Many clan traditions evolved organically instead of being laid down from the beginning by Nick Kerensky. For example, the tradition of batchall started on Arcadia during Operation Klondike.
So... I was looking around for sources, and couldn't find any for the tradition of bondsmen and abtakha. Did it also evolve on Arcadia since the section described Shogunate troops becoming fully fledged clan warriors?
There's the practical aspect at work here on top of the fine sources cited by previous posters.

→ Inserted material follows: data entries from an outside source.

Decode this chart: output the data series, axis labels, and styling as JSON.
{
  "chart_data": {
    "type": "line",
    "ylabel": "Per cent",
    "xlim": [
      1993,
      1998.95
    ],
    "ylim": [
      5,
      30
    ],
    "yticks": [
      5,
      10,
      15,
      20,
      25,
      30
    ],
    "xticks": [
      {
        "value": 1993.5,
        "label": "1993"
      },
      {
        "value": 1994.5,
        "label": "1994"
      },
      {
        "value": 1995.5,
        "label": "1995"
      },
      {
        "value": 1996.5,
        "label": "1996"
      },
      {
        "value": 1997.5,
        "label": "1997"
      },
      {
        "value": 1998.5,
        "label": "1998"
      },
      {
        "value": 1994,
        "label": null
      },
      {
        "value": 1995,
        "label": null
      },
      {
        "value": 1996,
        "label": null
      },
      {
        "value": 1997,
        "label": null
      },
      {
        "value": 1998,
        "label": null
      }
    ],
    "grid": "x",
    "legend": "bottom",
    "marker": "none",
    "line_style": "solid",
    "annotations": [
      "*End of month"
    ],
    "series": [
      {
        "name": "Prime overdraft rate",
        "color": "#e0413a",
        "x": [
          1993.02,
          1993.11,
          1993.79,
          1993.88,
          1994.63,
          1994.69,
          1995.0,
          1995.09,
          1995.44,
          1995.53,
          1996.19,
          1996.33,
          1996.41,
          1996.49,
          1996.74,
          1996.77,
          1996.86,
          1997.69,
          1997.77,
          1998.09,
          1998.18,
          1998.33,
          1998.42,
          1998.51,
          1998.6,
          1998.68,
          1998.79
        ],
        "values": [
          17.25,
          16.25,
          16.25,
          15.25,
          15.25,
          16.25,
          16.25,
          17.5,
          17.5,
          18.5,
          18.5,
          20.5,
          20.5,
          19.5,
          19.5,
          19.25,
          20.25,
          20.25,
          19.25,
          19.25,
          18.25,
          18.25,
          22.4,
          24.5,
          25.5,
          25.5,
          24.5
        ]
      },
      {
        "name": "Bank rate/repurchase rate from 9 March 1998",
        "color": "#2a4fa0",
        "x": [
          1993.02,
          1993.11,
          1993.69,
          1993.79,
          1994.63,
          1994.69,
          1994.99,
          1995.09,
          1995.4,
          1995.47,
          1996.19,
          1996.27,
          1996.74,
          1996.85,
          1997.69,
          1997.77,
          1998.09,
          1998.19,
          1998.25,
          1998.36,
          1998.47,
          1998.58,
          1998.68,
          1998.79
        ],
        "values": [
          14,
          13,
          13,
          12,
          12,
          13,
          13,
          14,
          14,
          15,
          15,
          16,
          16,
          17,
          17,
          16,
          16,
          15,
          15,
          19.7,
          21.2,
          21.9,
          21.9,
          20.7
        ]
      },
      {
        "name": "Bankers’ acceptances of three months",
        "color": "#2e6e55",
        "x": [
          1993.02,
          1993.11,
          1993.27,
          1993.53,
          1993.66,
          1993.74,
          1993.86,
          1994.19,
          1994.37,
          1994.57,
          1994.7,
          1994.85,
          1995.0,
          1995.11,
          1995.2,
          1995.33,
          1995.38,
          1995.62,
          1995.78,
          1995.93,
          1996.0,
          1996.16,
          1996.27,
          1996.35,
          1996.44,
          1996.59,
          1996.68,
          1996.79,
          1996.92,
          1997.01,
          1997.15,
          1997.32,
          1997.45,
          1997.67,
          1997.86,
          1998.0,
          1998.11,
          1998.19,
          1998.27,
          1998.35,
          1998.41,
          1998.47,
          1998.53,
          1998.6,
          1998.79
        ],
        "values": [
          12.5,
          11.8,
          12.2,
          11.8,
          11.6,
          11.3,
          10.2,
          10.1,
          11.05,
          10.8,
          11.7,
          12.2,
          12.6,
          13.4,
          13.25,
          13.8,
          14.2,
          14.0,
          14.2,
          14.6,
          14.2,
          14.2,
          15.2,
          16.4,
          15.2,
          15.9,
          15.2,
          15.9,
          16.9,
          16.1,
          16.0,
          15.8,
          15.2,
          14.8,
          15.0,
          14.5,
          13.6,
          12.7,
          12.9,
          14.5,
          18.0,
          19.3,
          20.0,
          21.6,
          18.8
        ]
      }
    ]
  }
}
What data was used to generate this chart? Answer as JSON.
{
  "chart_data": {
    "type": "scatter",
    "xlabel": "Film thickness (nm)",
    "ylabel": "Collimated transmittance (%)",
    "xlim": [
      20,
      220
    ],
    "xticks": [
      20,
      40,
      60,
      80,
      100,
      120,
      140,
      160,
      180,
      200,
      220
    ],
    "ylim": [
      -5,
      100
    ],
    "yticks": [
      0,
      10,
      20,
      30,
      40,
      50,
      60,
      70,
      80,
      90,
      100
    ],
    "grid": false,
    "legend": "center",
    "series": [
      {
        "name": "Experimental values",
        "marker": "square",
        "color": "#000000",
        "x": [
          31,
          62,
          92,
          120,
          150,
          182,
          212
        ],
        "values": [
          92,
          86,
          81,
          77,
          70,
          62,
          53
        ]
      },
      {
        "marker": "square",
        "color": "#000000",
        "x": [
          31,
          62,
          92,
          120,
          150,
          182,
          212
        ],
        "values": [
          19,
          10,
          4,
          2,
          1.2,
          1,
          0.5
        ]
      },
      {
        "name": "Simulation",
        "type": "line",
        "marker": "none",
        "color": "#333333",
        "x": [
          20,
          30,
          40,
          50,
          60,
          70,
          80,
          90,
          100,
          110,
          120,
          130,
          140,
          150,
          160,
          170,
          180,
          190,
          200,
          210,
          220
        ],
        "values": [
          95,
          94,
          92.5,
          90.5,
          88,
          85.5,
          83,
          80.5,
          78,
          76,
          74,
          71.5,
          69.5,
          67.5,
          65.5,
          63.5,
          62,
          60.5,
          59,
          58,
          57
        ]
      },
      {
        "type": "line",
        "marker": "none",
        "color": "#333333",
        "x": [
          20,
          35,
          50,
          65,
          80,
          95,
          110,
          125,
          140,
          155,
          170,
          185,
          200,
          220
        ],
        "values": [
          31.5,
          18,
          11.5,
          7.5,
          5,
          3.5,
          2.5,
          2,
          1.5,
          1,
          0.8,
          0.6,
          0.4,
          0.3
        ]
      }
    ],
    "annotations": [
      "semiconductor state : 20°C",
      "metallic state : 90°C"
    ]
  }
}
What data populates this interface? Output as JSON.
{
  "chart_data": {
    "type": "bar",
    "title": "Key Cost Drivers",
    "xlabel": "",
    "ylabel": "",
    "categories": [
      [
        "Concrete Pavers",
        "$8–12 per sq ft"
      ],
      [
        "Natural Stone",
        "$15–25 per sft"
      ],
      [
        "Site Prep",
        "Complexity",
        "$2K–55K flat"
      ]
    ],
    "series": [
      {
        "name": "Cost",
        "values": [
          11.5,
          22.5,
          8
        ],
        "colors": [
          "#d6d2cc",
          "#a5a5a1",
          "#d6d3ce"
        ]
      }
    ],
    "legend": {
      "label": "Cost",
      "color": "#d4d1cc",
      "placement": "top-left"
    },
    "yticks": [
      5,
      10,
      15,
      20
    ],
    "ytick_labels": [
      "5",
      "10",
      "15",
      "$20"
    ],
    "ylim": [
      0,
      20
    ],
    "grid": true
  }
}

What do you do with the guys who surrender? How do you maintain order? How do you present a good reason to give up, instead of fighting to the last breath?
in a Civil War?
Killing prisoners motivates your opponent to
keep fighting, and the whole Pentagone break up happened because Kerensky forced guys who were hooked on the prestige of being the top-dogs in society by dint of their military position into civilian positions and roles that lacked that prestige, in an environment where such roles really DID lack that prestige. The Bondsman thing provides a motivation for enemy soldiers to give up and surrender instead of fighting to the bitter end-because it gives them that path to the top of society they were rebelling to get in the first place.
Given the demographics involved here, it was a sharp move by Nicky to start it, because it meant NOT having to kill them to the last man, and it meant NOT having to deal with nearly as many back door insurgencies, and it generated access to additional bodies to throw at the next target.
The Bondsman thing is really a clever way to deal with a situation where you have a huge number of military trained personnel with very few genuine civilians mixed in, and you also have a civil war involving people who only a couple decades earlier were fighting shoulder-to-shoulder in the most brutal war in their history.
The unique environment of post-exodus SLDF in the Pentagon worlds made it a viable option, where in a less artificial condition elsewhere, it would be pure stupidity.